The potential of an escalating arms race comes after a prolonged period of relative progress in curbing nuclear weapons.
The U.S. and Russia destroyed thousands of ground-launched missiles thanks to the INF treaty. New START, reached between Presidents Barack Obama and Dmitry Medvedev in 2010, capped the total number of U.S. and Russian nuclear stockpiles.
Crucially, after reaching that accord, the U.S. and Russia adopted a united stance against Iran’s nuclear weapons program, forcing Tehran to sign a 2015 nuclear accord that the U.S. withdrew from last year.
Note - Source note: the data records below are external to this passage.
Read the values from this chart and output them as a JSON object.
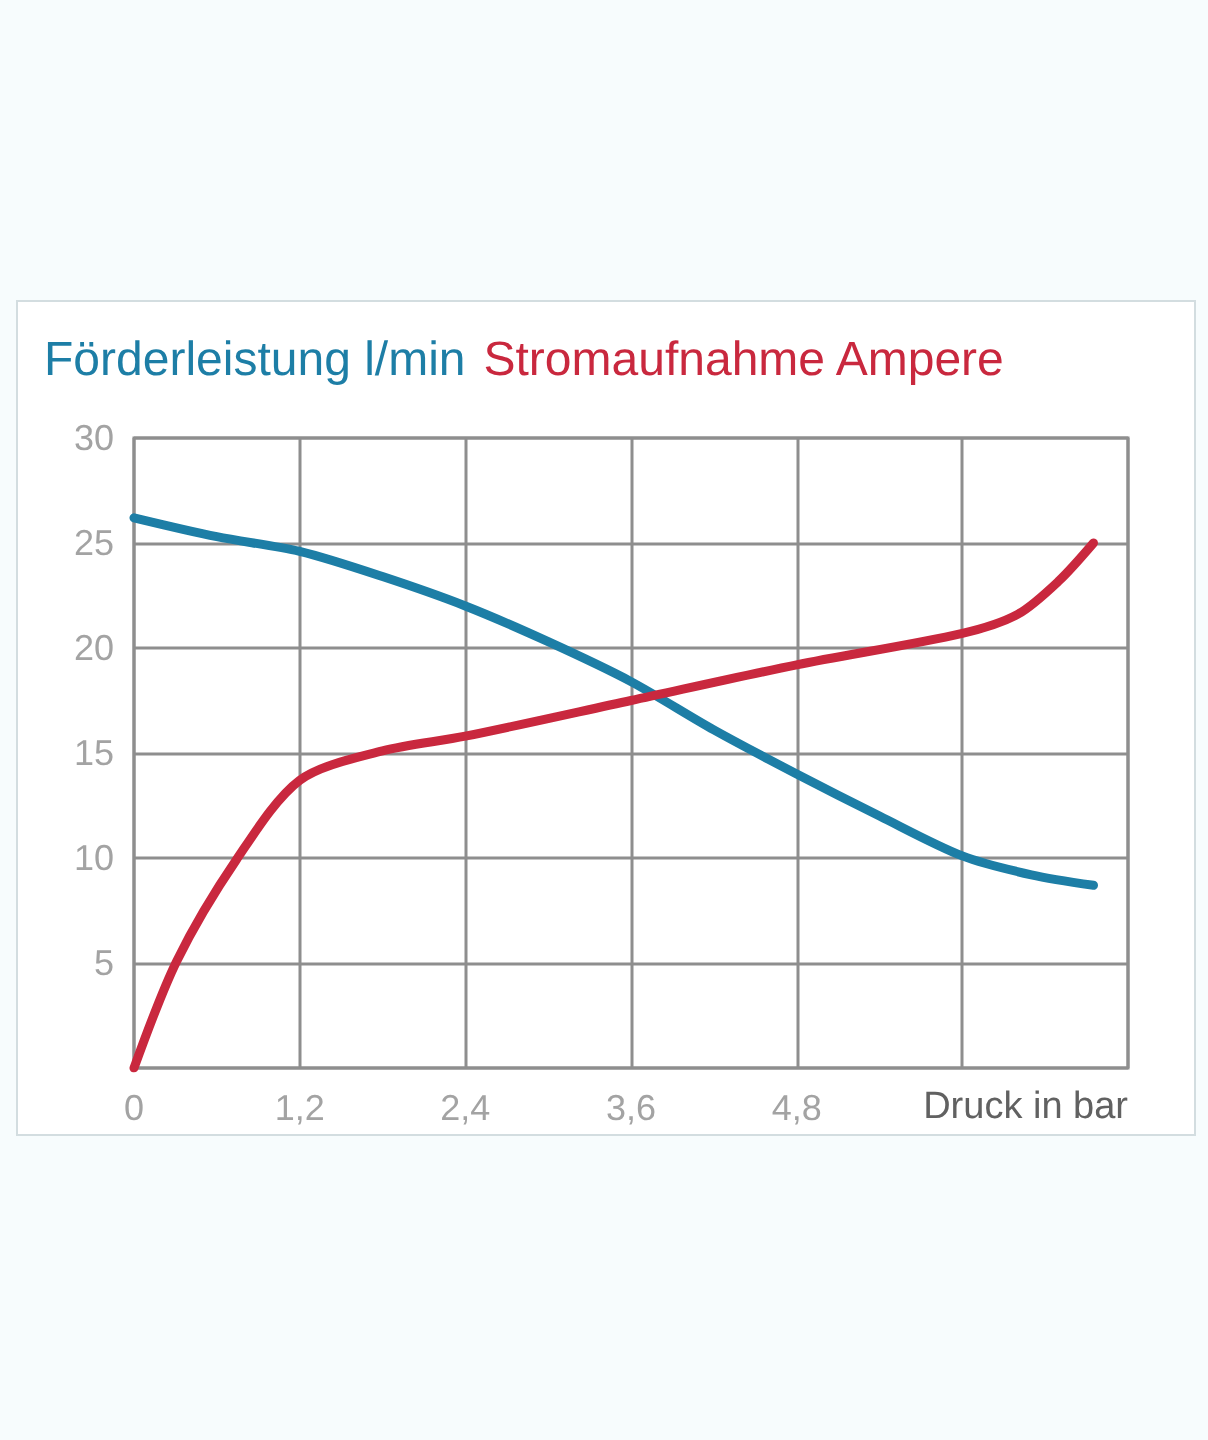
{
  "chart_data": {
    "type": "line",
    "xlabel": "Druck in bar",
    "legend": "top left",
    "grid": true,
    "marker": "none",
    "xlim": [
      0,
      7.2
    ],
    "xticks": [
      0,
      {
        "value": 1.2,
        "label": "1,2"
      },
      {
        "value": 2.4,
        "label": "2,4"
      },
      {
        "value": 3.6,
        "label": "3,6"
      },
      {
        "value": 4.8,
        "label": "4,8"
      },
      {
        "value": 6.0,
        "label": null
      }
    ],
    "ylim": [
      0,
      30
    ],
    "yticks": [
      {
        "value": 0,
        "label": null
      },
      5,
      10,
      15,
      20,
      25,
      30
    ],
    "series": [
      {
        "name": "Förderleistung l/min",
        "color": "#1d7ea6",
        "x": [
          0,
          0.6,
          1.2,
          1.8,
          2.4,
          3.0,
          3.6,
          4.2,
          4.8,
          5.4,
          6.0,
          6.5,
          6.95
        ],
        "values": [
          26.2,
          25.3,
          24.6,
          23.4,
          22.0,
          20.3,
          18.4,
          16.1,
          14.0,
          12.0,
          10.1,
          9.2,
          8.7
        ]
      },
      {
        "name": "Stromaufnahme Ampere",
        "color": "#c9283e",
        "x": [
          0,
          0.31,
          0.74,
          1.2,
          1.8,
          2.4,
          3.6,
          4.8,
          6.0,
          6.4,
          6.7,
          6.95
        ],
        "values": [
          0,
          5.1,
          9.9,
          13.7,
          15.1,
          15.8,
          17.5,
          19.2,
          20.7,
          21.6,
          23.2,
          25.0
        ]
      }
    ]
  }
}
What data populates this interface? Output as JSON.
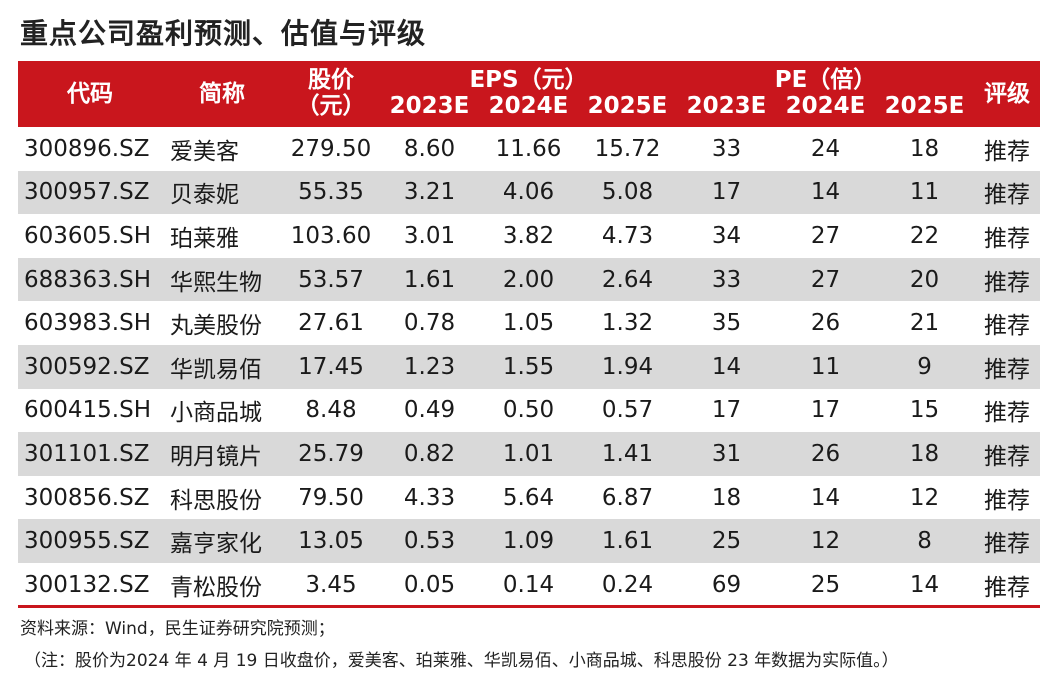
{
  "title": "重点公司盈利预测、估值与评级",
  "header": {
    "code": "代码",
    "name": "简称",
    "price_line1": "股价",
    "price_line2": "（元）",
    "eps_group": "EPS（元）",
    "pe_group": "PE（倍）",
    "years": [
      "2023E",
      "2024E",
      "2025E"
    ],
    "rating": "评级"
  },
  "rows": [
    {
      "code": "300896.SZ",
      "name": "爱美客",
      "price": "279.50",
      "eps2023": "8.60",
      "eps2024": "11.66",
      "eps2025": "15.72",
      "pe2023": "33",
      "pe2024": "24",
      "pe2025": "18",
      "rating": "推荐"
    },
    {
      "code": "300957.SZ",
      "name": "贝泰妮",
      "price": "55.35",
      "eps2023": "3.21",
      "eps2024": "4.06",
      "eps2025": "5.08",
      "pe2023": "17",
      "pe2024": "14",
      "pe2025": "11",
      "rating": "推荐"
    },
    {
      "code": "603605.SH",
      "name": "珀莱雅",
      "price": "103.60",
      "eps2023": "3.01",
      "eps2024": "3.82",
      "eps2025": "4.73",
      "pe2023": "34",
      "pe2024": "27",
      "pe2025": "22",
      "rating": "推荐"
    },
    {
      "code": "688363.SH",
      "name": "华熙生物",
      "price": "53.57",
      "eps2023": "1.61",
      "eps2024": "2.00",
      "eps2025": "2.64",
      "pe2023": "33",
      "pe2024": "27",
      "pe2025": "20",
      "rating": "推荐"
    },
    {
      "code": "603983.SH",
      "name": "丸美股份",
      "price": "27.61",
      "eps2023": "0.78",
      "eps2024": "1.05",
      "eps2025": "1.32",
      "pe2023": "35",
      "pe2024": "26",
      "pe2025": "21",
      "rating": "推荐"
    },
    {
      "code": "300592.SZ",
      "name": "华凯易佰",
      "price": "17.45",
      "eps2023": "1.23",
      "eps2024": "1.55",
      "eps2025": "1.94",
      "pe2023": "14",
      "pe2024": "11",
      "pe2025": "9",
      "rating": "推荐"
    },
    {
      "code": "600415.SH",
      "name": "小商品城",
      "price": "8.48",
      "eps2023": "0.49",
      "eps2024": "0.50",
      "eps2025": "0.57",
      "pe2023": "17",
      "pe2024": "17",
      "pe2025": "15",
      "rating": "推荐"
    },
    {
      "code": "301101.SZ",
      "name": "明月镜片",
      "price": "25.79",
      "eps2023": "0.82",
      "eps2024": "1.01",
      "eps2025": "1.41",
      "pe2023": "31",
      "pe2024": "26",
      "pe2025": "18",
      "rating": "推荐"
    },
    {
      "code": "300856.SZ",
      "name": "科思股份",
      "price": "79.50",
      "eps2023": "4.33",
      "eps2024": "5.64",
      "eps2025": "6.87",
      "pe2023": "18",
      "pe2024": "14",
      "pe2025": "12",
      "rating": "推荐"
    },
    {
      "code": "300955.SZ",
      "name": "嘉亨家化",
      "price": "13.05",
      "eps2023": "0.53",
      "eps2024": "1.09",
      "eps2025": "1.61",
      "pe2023": "25",
      "pe2024": "12",
      "pe2025": "8",
      "rating": "推荐"
    },
    {
      "code": "300132.SZ",
      "name": "青松股份",
      "price": "3.45",
      "eps2023": "0.05",
      "eps2024": "0.14",
      "eps2025": "0.24",
      "pe2023": "69",
      "pe2024": "25",
      "pe2025": "14",
      "rating": "推荐"
    }
  ],
  "notes": {
    "source": "资料来源：Wind，民生证券研究院预测；",
    "footnote": "（注：股价为2024 年 4 月 19 日收盘价，爱美客、珀莱雅、华凯易佰、小商品城、科思股份 23 年数据为实际值。）"
  },
  "colors": {
    "header_bg": "#c9161d",
    "header_text": "#ffffff",
    "stripe_bg": "#d9d9d9"
  }
}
Unlike the situation during the Cold War, the advent of new computer and space technologies has moved much of the nuclear arms competition in recent years away from quantity to quality, warned Nunn and Ernest Moniz, the former U.S. Energy Department secretary and the co-chair of the Nuclear Threat Initiative, in a recent report. That may bolster the U.S. case for China to be included in a future deal.
China’s rising military and technological prowess in the decades since the first nuclear deals were ratified means the Trump administration is right in calling China to be included in new strategic talks, even if it remains in the U.S. interest to extend New START, said Robert Manning, a senior fellow at the Atlantic Council. “The U.S. has historically dominated many emerging technologies such as space, but now the Chinese are growing in these areas,” Manning said. “We need strategic dialogue to tackle these new areas. Do we want autonomous weapons or not? Do we want to ban hypersonics or not? That’s where the next wave is, not in whether nuclear weapons should be reduced or not.”
But losing New START would send a signal to the world that the two biggest nuclear powers don’t care about arms control, Nunn said. Lori Esposito Murray, an adjunct senior fellow at the Council on Foreign Relations, agrees.
“You don’t throw out the baby with the bath water,” Murray said. “You keep the constraints you have that have produced an 80 percent reduction of nuclear stockpiles and then you look at a process that looks at China and advanced technologies.”